Passionate Detachment, MEI 30 April
Lauder claims, as head of the World Jewish Congress (WJC), to be speaking on behalf of the world’s Jews. But there is, of course, one small detail. American Jews support Barack Obama at a rate far higher than the Gentiles around them, and they even support the president’s Middle East policy by a very clear majority.
So why is J-Street, the peacenik-inclined lobby group, regarded as an interloper when it reflects the majority of American Jewish opinion?
When you look at bodies purporting to represent American Jews, one useful question is: who elected them? For many of the organisations, the answer is: whoever signed the last big cheque. Lauder is president of the WJC because he is prepared to pay for it and fly his private jet worldwide to represent it. Others represent organisations whose constant fundraising drive leads them to invoke panicky threats of anti-Semitism and anti-Israeli behaviour.
A frequent invocation is the United Nations’ alleged hostility towards Israel, which a recent American Jewish Congress mailing assured me was barred from being elected to the Security Council because of prejudice. In fact, Israel’s own behaviour ensures that it will never win an open election for a seat. But it is not the campaign that is the main purpose of such mailings; rather, it is the donations it solicits for its frenetically pointless activity.
Most American Jews are thoroughly secular, rarely if ever members of a congregation. Of those who are, less than one quarter identify as Orthodox. Israel’s official rabbinate does not accept the conversions and marriages of Reform Jews, who are the majority of the believers. Most American Jews seem content to identify themselves as Jewish in a cultural, ancestral way and play an active role in civic life without joining in the great welter of avowedly Jewish organisations.
Rabbi Elmer Berger used to head a large and arguably more mainstream non-Zionist element of American Judaism. Before he died, he admitted that after 1967 it was a losing battle. But of course most American Jews are not ‘real’ Zionists. They are proudly and passionately American and have no intention of moving to the Promised Land. It is Ersatz Israel, rather than Eretz Israel that attracts their sympathies. In the roots-hungry USA, just as Irish-Americans will sing lachrymose ballads about the Emerald Isle they have no intention of returning to, so many Jews, understandably alienated from their ‘real’ homelands of pogroms and Einsatzgruppen, adopt Israel as a substitute.

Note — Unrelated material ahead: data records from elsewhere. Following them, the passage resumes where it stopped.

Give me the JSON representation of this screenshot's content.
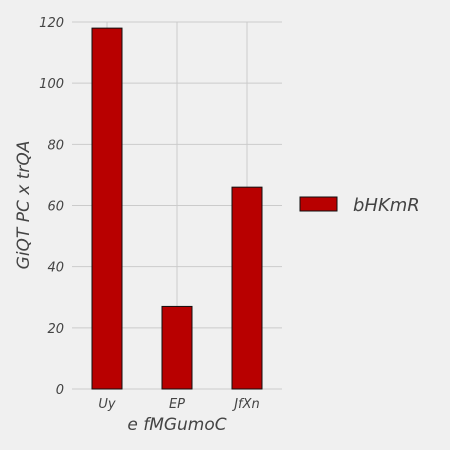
{
  "chart_data": {
    "type": "bar",
    "categories": [
      "Uy",
      "EP",
      "JfXn"
    ],
    "series": [
      {
        "name": "bHKmR",
        "values": [
          118,
          27,
          66
        ],
        "color": "#b80000"
      }
    ],
    "title": "",
    "xlabel": "e fMGumoC",
    "ylabel": "GiQT PC x trQA",
    "ylim": [
      0,
      120
    ],
    "yticks": [
      0,
      20,
      40,
      60,
      80,
      100,
      120
    ],
    "grid": true,
    "legend": "right"
  },
  "colors": {
    "background": "#f0f0f0",
    "grid": "#cbcbcb",
    "bar_edge": "#111111",
    "text": "#444444"
  }
}
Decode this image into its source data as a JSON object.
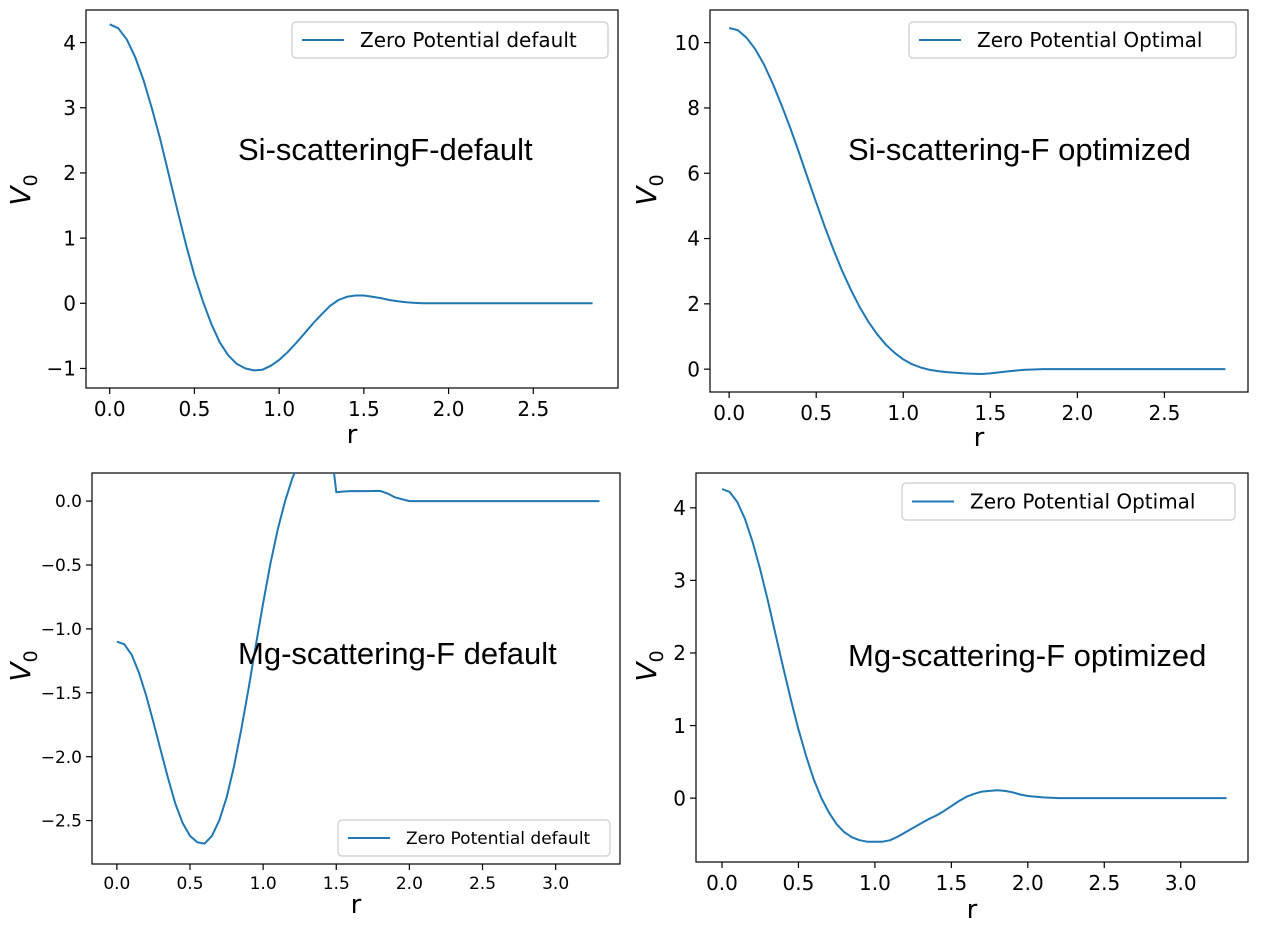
{
  "chart_data": [
    {
      "type": "line",
      "title": "",
      "xlabel": "r",
      "ylabel": "V_0",
      "xlim": [
        -0.14,
        3.0
      ],
      "ylim": [
        -1.3,
        4.5
      ],
      "xticks": [
        0.0,
        0.5,
        1.0,
        1.5,
        2.0,
        2.5
      ],
      "xtick_labels": [
        "0.0",
        "0.5",
        "1.0",
        "1.5",
        "2.0",
        "2.5"
      ],
      "yticks": [
        -1,
        0,
        1,
        2,
        3,
        4
      ],
      "ytick_labels": [
        "−1",
        "0",
        "1",
        "2",
        "3",
        "4"
      ],
      "grid": false,
      "legend": "top-right",
      "annotation": "Si-scatteringF-default",
      "series": [
        {
          "name": "Zero Potential default",
          "color": "#1f77b4",
          "x": [
            0.0,
            0.05,
            0.1,
            0.15,
            0.2,
            0.25,
            0.3,
            0.35,
            0.4,
            0.45,
            0.5,
            0.55,
            0.6,
            0.65,
            0.7,
            0.75,
            0.8,
            0.85,
            0.9,
            0.95,
            1.0,
            1.05,
            1.1,
            1.15,
            1.2,
            1.25,
            1.3,
            1.35,
            1.4,
            1.45,
            1.5,
            1.55,
            1.6,
            1.65,
            1.7,
            1.75,
            1.8,
            1.85,
            1.9,
            2.0,
            2.2,
            2.5,
            2.85
          ],
          "y": [
            4.28,
            4.22,
            4.05,
            3.78,
            3.42,
            2.98,
            2.5,
            1.96,
            1.42,
            0.9,
            0.43,
            0.03,
            -0.32,
            -0.6,
            -0.8,
            -0.93,
            -1.0,
            -1.03,
            -1.02,
            -0.96,
            -0.87,
            -0.75,
            -0.61,
            -0.46,
            -0.31,
            -0.17,
            -0.04,
            0.05,
            0.1,
            0.12,
            0.12,
            0.1,
            0.08,
            0.05,
            0.03,
            0.015,
            0.005,
            0.0,
            0.0,
            0.0,
            0.0,
            0.0,
            0.0
          ]
        }
      ]
    },
    {
      "type": "line",
      "title": "",
      "xlabel": "r",
      "ylabel": "V_0",
      "xlim": [
        -0.11,
        2.98
      ],
      "ylim": [
        -0.7,
        11.0
      ],
      "xticks": [
        0.0,
        0.5,
        1.0,
        1.5,
        2.0,
        2.5
      ],
      "xtick_labels": [
        "0.0",
        "0.5",
        "1.0",
        "1.5",
        "2.0",
        "2.5"
      ],
      "yticks": [
        0,
        2,
        4,
        6,
        8,
        10
      ],
      "ytick_labels": [
        "0",
        "2",
        "4",
        "6",
        "8",
        "10"
      ],
      "grid": false,
      "legend": "top-right",
      "annotation": "Si-scattering-F optimized",
      "series": [
        {
          "name": "Zero Potential Optimal",
          "color": "#1f77b4",
          "x": [
            0.0,
            0.05,
            0.1,
            0.15,
            0.2,
            0.25,
            0.3,
            0.35,
            0.4,
            0.45,
            0.5,
            0.55,
            0.6,
            0.65,
            0.7,
            0.75,
            0.8,
            0.85,
            0.9,
            0.95,
            1.0,
            1.05,
            1.1,
            1.15,
            1.2,
            1.25,
            1.3,
            1.35,
            1.4,
            1.45,
            1.5,
            1.55,
            1.6,
            1.65,
            1.7,
            1.75,
            1.8,
            1.9,
            2.0,
            2.2,
            2.5,
            2.85
          ],
          "y": [
            10.45,
            10.38,
            10.15,
            9.8,
            9.33,
            8.75,
            8.1,
            7.4,
            6.65,
            5.87,
            5.1,
            4.35,
            3.65,
            3.0,
            2.42,
            1.9,
            1.45,
            1.07,
            0.75,
            0.5,
            0.3,
            0.15,
            0.05,
            -0.02,
            -0.06,
            -0.09,
            -0.11,
            -0.13,
            -0.14,
            -0.15,
            -0.13,
            -0.1,
            -0.07,
            -0.04,
            -0.02,
            -0.01,
            0.0,
            0.0,
            0.0,
            0.0,
            0.0,
            0.0
          ]
        }
      ]
    },
    {
      "type": "line",
      "title": "",
      "xlabel": "r",
      "ylabel": "V_0",
      "xlim": [
        -0.17,
        3.44
      ],
      "ylim": [
        -2.84,
        0.22
      ],
      "xticks": [
        0.0,
        0.5,
        1.0,
        1.5,
        2.0,
        2.5,
        3.0
      ],
      "xtick_labels": [
        "0.0",
        "0.5",
        "1.0",
        "1.5",
        "2.0",
        "2.5",
        "3.0"
      ],
      "yticks": [
        0.0,
        -0.5,
        -1.0,
        -1.5,
        -2.0,
        -2.5
      ],
      "ytick_labels": [
        "0.0",
        "−0.5",
        "−1.0",
        "−1.5",
        "−2.0",
        "−2.5"
      ],
      "grid": false,
      "legend": "bottom-right",
      "annotation": "Mg-scattering-F default",
      "series": [
        {
          "name": "Zero Potential default",
          "color": "#1f77b4",
          "x": [
            0.0,
            0.05,
            0.1,
            0.15,
            0.2,
            0.25,
            0.3,
            0.35,
            0.4,
            0.45,
            0.5,
            0.55,
            0.6,
            0.65,
            0.7,
            0.75,
            0.8,
            0.85,
            0.9,
            0.95,
            1.0,
            1.05,
            1.1,
            1.15,
            1.2,
            1.25,
            1.3,
            1.35,
            1.4,
            1.45,
            1.5,
            1.55,
            1.6,
            1.7,
            1.8,
            1.85,
            1.9,
            2.0,
            2.2,
            2.6,
            3.0,
            3.3
          ],
          "y": [
            -1.1,
            -1.12,
            -1.2,
            -1.34,
            -1.52,
            -1.73,
            -1.95,
            -2.17,
            -2.37,
            -2.52,
            -2.62,
            -2.67,
            -2.68,
            -2.62,
            -2.5,
            -2.32,
            -2.08,
            -1.79,
            -1.47,
            -1.13,
            -0.8,
            -0.49,
            -0.22,
            -0.0,
            0.18,
            0.31,
            0.4,
            0.47,
            0.53,
            0.56,
            0.07,
            0.075,
            0.078,
            0.078,
            0.08,
            0.06,
            0.03,
            0.0,
            0.0,
            0.0,
            0.0,
            0.0
          ]
        }
      ]
    },
    {
      "type": "line",
      "title": "",
      "xlabel": "r",
      "ylabel": "V_0",
      "xlim": [
        -0.17,
        3.44
      ],
      "ylim": [
        -0.88,
        4.48
      ],
      "xticks": [
        0.0,
        0.5,
        1.0,
        1.5,
        2.0,
        2.5,
        3.0
      ],
      "xtick_labels": [
        "0.0",
        "0.5",
        "1.0",
        "1.5",
        "2.0",
        "2.5",
        "3.0"
      ],
      "yticks": [
        0,
        1,
        2,
        3,
        4
      ],
      "ytick_labels": [
        "0",
        "1",
        "2",
        "3",
        "4"
      ],
      "grid": false,
      "legend": "top-right",
      "annotation": "Mg-scattering-F optimized",
      "series": [
        {
          "name": "Zero Potential Optimal",
          "color": "#1f77b4",
          "x": [
            0.0,
            0.05,
            0.1,
            0.15,
            0.2,
            0.25,
            0.3,
            0.35,
            0.4,
            0.45,
            0.5,
            0.55,
            0.6,
            0.65,
            0.7,
            0.75,
            0.8,
            0.85,
            0.9,
            0.95,
            1.0,
            1.05,
            1.1,
            1.15,
            1.2,
            1.25,
            1.3,
            1.35,
            1.4,
            1.45,
            1.5,
            1.55,
            1.6,
            1.65,
            1.7,
            1.75,
            1.8,
            1.85,
            1.9,
            1.95,
            2.0,
            2.1,
            2.2,
            2.5,
            3.0,
            3.3
          ],
          "y": [
            4.26,
            4.22,
            4.08,
            3.85,
            3.53,
            3.15,
            2.72,
            2.26,
            1.8,
            1.36,
            0.95,
            0.58,
            0.26,
            0.0,
            -0.2,
            -0.36,
            -0.47,
            -0.54,
            -0.58,
            -0.6,
            -0.6,
            -0.6,
            -0.58,
            -0.53,
            -0.47,
            -0.41,
            -0.35,
            -0.29,
            -0.24,
            -0.18,
            -0.11,
            -0.04,
            0.02,
            0.06,
            0.09,
            0.1,
            0.11,
            0.1,
            0.08,
            0.05,
            0.03,
            0.01,
            0.0,
            0.0,
            0.0,
            0.0
          ]
        }
      ]
    }
  ]
}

But just as Italian Americans don’t take dictation from Berlusconi about how they vote and think, American Jews are increasingly disinclined to obey orders from Netanyahu, let alone such unsavoury characters as Avigdor Lieberman.
So why are ‘official’ Jewish organisations so conservative and pro-Likud in their outlook? The community does, indeed, have a great tradition both of philanthropy and self-help, but there is a large element of self-selection both in the nature of the groups and even more so in their leadership. Numbers don’t make it in the community organisations. Chequebooks do. Many of the groups are private fiefdoms rather than mass movements. But then again, self-selection takes place. More American Jews give to non-Jewish causes than to exclusively Jewish organisations; but those who fund Jewish organisations tend to identify with Israel.
Taken together, these effects tend to distil what passes for American-Jewish leadership into the hands of an unrepresentative, richer and more right-wing coterie that is more extreme than many Israelis in its support for intransigent Likudnik policies. It is also more Republican, which represents a really small minority in the Jewish population, much of which looked with revulsion at its toadying to Bush and association with fundamentalist Christian preachers.
There have always been many American Jews who have spoken out against Israeli governments and for the Palestinians. But Norman Finkelstein and Noam Chomsky spoke as Americans, not as Jews. Their Jewishness was incidental, an accident of birth rather than an organisational principle.
Into the vacuum came pro-peace J-Street, which goes out of its way to argue that it is a pro-Israeli organisation and, of course, it can do so plausibly, since the self-destructive nature of Likud policies is self-evident to so many Jews. Most American Jews might not see Israel as central to the Jewish identity, but there is enough commitment there for them to reject any avowedly anti-Israel movement.
Obama has also blessed J-Street with access, the lifeblood for any lobby, which has provoked the likes of Lauder and Wiesel to take to the hills. J-Street has opened space for the majority of American Jews to be heard after years of increasing conservative conformity.
Of course, Obama is not in the clear yet. Those unrepresentative chequebooks that make self-proclaimed community leaders can still be marshalled in an election. But J-Street blessing could help insulate legislators wanting to support his policies from strident AIPAC-inspired electoral pogroms that have traditionally picked off vulnerable allegedly ‘anti-Israeli’ legislators as an example ‘to encourage the others’. And hovering behind, they have the example of Barack Hussein Obama: vilified and slandered by the Likudnik/Republican fringe, he won unprecedented Jewish support for his election victory despite their vociferous opposition.